Pronto nos encontramos con una caravana procedente del valle
de Hebrón con destino a Samaria y Esdrelón. El Maestro fue
reconocido por algunos de sus integrantes, esto hizo que
paráramos a descansar un poco y a compartir un ligero desayuno.
Nos pusimos al día sobre cómo estaba la situación en la ruta,
dado que algunos la recorrían asiduamente en ambos sentidos.
Parece que habría unos días de calma tras la detención de unos
salteadores, así pues el recorrido sería seguro. Se discutía de la
suerte de estos ladrones, todos parecían estar de acuerdo que
murieran como castigo a sus desmanes.
El Maestro, que hasta entonces permanecía callado, dijo:
«¿Quién tiene la potestad de dar o quitar la vida sino el Dios que
nos creó? Ningún ser humano tiene el poder de castigar con la
muerte sin que acarree sobre sí una deuda que deberá saldar en el
tiempo con el sacrificado.
Ni quien robe o haga daño a otro vivirá en paz hasta que no se
perdone a sí mismo, se reconcilie con él y restituya el daño que ha
ocasionado.
Todos hemos de encontrar la paz en nuestros corazones,
perdonando y siendo perdonados.»
Tras un largo mutismo, el Maestro se levantó exhortándonos a
seguirle. Pronto dejamos atrás la caravana, aún escuchábamos en
la lejanía las voces de la acalorada discusión que siguió al
silencio.
El resto de la jornada transcurrió sin sobresaltos, llegando a la
región montañosa del Sur de Samaria al anochecer. El Maestro
nos veía agotados y a Él también se le apreciaba el cansancio.

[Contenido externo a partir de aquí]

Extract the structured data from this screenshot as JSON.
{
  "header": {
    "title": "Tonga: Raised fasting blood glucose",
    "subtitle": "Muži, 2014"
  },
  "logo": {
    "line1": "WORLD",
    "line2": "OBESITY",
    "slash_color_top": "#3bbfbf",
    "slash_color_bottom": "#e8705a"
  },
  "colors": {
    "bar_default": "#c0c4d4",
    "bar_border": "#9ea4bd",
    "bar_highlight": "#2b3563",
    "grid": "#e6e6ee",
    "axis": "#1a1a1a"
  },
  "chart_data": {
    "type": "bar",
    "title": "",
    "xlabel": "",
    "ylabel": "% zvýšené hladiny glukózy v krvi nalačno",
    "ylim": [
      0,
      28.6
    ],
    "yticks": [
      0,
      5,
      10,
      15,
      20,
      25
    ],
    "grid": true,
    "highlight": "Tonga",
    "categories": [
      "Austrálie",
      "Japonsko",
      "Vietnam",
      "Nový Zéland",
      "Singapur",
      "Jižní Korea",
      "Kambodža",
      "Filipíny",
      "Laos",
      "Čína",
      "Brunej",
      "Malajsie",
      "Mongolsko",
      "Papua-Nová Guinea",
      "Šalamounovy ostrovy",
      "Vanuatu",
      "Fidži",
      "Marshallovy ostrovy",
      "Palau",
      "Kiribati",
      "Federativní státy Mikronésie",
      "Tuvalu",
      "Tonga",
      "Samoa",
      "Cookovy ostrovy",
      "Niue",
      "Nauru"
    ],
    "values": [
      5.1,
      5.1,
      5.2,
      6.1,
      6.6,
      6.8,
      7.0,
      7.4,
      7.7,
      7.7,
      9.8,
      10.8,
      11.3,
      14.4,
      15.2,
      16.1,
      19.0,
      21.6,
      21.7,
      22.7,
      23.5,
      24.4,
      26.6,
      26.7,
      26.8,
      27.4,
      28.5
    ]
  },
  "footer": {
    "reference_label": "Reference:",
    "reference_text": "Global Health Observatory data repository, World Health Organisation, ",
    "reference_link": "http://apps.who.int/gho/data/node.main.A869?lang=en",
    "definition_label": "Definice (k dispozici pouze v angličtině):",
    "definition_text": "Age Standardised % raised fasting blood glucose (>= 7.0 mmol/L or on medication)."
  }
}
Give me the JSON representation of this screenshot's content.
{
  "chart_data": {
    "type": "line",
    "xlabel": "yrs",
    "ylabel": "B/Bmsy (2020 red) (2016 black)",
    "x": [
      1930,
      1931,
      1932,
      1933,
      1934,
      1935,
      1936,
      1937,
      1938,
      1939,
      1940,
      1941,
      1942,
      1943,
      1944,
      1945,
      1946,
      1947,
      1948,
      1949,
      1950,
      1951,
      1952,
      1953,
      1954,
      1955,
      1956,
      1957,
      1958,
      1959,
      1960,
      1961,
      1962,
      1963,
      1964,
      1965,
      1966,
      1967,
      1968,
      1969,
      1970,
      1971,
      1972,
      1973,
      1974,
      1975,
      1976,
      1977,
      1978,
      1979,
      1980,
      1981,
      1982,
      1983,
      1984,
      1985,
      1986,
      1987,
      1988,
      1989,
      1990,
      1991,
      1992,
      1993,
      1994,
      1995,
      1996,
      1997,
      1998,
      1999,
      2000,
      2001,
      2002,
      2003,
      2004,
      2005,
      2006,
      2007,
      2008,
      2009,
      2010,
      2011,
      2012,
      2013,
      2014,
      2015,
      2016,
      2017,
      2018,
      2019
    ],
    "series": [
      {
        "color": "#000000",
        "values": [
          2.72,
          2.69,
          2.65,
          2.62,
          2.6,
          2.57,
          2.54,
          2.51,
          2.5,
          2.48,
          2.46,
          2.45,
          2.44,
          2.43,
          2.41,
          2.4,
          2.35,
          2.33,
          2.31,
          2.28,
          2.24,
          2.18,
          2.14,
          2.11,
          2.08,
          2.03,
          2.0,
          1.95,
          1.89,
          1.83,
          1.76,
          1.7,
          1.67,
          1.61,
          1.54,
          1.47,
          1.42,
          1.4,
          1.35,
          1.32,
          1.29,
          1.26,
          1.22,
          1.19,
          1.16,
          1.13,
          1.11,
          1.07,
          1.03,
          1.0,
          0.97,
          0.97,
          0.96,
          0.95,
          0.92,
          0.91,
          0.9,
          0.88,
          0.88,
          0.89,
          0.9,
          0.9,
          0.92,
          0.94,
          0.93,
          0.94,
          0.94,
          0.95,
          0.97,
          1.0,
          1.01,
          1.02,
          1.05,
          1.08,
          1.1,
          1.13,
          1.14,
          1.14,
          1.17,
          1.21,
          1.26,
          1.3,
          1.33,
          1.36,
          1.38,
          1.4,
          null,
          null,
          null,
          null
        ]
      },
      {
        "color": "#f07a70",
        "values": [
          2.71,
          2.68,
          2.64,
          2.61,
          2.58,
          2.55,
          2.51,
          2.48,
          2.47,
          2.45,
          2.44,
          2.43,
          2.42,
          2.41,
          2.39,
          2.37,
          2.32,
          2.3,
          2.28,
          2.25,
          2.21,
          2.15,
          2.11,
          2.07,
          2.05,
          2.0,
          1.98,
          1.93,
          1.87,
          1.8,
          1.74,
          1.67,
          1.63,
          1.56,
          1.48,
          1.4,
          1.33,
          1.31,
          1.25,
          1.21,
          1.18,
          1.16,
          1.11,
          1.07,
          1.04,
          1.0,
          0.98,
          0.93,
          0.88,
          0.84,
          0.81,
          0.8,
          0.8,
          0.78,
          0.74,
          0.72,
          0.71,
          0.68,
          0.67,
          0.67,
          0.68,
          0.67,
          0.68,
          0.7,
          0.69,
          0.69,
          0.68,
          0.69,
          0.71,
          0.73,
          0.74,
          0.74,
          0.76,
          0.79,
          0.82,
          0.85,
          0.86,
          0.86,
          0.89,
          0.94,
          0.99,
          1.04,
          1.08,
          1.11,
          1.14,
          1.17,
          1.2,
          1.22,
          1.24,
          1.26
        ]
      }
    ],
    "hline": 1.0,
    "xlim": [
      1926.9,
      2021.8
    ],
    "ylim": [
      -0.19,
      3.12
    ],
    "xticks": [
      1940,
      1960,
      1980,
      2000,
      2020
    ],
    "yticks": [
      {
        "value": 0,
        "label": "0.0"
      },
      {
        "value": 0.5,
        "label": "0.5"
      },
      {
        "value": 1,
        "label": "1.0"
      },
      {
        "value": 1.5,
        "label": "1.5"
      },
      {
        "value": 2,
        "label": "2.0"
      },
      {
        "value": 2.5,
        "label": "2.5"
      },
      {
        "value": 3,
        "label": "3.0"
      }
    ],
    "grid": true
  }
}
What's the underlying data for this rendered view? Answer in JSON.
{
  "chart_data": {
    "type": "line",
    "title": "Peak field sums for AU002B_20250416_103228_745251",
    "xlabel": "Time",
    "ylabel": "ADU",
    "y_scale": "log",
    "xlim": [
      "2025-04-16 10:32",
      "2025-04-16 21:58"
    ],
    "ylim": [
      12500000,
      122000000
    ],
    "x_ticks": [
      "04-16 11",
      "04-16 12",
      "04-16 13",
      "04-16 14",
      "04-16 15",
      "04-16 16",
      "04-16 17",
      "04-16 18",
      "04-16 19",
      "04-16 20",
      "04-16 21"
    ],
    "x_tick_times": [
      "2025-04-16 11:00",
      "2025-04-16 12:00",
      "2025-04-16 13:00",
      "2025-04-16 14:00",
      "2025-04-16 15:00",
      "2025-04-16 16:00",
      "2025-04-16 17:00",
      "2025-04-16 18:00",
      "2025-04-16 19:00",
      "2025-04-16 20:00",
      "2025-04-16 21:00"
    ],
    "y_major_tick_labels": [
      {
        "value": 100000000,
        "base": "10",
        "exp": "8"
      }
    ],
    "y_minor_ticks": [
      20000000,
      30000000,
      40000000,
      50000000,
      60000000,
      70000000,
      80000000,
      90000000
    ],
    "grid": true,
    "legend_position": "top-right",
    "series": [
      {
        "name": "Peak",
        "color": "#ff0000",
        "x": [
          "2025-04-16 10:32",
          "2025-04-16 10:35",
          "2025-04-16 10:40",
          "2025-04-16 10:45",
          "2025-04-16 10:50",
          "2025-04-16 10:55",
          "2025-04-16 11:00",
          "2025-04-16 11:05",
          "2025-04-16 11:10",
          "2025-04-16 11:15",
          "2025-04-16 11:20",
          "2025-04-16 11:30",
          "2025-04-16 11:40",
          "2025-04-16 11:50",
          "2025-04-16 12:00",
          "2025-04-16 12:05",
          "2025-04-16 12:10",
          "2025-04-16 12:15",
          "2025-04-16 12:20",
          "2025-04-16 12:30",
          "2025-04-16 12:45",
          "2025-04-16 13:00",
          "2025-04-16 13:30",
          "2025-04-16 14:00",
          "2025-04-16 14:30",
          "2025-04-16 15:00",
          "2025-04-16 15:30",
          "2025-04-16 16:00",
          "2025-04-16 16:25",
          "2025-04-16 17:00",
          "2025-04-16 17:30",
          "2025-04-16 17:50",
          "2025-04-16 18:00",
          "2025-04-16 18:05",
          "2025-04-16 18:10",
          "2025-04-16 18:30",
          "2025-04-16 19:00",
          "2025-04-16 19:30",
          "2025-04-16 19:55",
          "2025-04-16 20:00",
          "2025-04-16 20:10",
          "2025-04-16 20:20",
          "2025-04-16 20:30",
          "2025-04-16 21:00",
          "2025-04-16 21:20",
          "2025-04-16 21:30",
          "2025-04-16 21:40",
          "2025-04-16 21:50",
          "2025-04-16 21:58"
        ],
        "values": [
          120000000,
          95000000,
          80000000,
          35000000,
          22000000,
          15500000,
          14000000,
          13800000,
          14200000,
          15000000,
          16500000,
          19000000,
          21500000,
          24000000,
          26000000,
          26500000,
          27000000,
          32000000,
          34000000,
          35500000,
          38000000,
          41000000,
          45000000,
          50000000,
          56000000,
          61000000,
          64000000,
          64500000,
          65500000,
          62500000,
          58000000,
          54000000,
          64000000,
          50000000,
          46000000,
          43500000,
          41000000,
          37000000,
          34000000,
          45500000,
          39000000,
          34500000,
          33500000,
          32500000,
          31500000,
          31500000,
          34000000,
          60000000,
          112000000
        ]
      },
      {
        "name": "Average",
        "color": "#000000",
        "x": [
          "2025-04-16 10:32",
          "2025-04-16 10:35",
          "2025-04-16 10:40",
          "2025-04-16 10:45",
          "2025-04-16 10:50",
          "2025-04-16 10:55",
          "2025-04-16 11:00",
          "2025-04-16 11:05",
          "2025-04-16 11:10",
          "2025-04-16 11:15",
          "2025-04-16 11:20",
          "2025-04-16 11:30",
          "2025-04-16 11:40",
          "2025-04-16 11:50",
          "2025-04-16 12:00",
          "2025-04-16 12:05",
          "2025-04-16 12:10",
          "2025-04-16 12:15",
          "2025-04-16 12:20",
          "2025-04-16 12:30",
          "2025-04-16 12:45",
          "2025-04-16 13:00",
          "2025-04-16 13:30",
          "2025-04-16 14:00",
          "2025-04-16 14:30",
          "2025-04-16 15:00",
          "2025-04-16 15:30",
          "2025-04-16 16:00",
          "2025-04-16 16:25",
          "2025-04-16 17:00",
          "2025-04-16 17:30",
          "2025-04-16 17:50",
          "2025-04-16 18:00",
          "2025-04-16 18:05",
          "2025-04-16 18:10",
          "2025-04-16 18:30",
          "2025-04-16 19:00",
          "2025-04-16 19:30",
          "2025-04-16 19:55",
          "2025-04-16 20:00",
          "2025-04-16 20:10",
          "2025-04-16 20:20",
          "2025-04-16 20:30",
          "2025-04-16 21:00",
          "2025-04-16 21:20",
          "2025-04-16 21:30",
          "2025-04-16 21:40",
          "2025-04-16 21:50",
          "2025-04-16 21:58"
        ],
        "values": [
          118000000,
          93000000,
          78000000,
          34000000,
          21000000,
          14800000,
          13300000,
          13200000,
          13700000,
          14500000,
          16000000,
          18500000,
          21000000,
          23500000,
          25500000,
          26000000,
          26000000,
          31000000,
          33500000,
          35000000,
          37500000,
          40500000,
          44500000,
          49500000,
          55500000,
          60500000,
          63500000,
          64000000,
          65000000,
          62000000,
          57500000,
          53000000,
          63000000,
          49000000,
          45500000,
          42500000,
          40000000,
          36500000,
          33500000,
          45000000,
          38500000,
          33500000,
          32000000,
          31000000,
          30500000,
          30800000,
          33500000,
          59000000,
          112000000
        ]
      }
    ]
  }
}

Atrás quedaban las tierras de Judea.
Nos apartamos del camino y junto a unas rocas nos sentamos.
María sacó de una bolsa pan ácimo y lo repartió. Aunque
estábamos acostumbrados a comer austeramente, nuestro cuerpo
nos lo agradecía.
—¡Gracias María! —le dijo Pedro.
María le sonrió. El Maestro repitió el gesto mirando a ambos.
Parecía que el viaje les estaba sentando bien.
El día siguiente seguramente sería tan agotador como el de hoy,
aunque no sabía el destino, intuía que se encontraba más allá de
Samaria.
Enseguida el cansancio nos sumió a todos en un sueño profundo.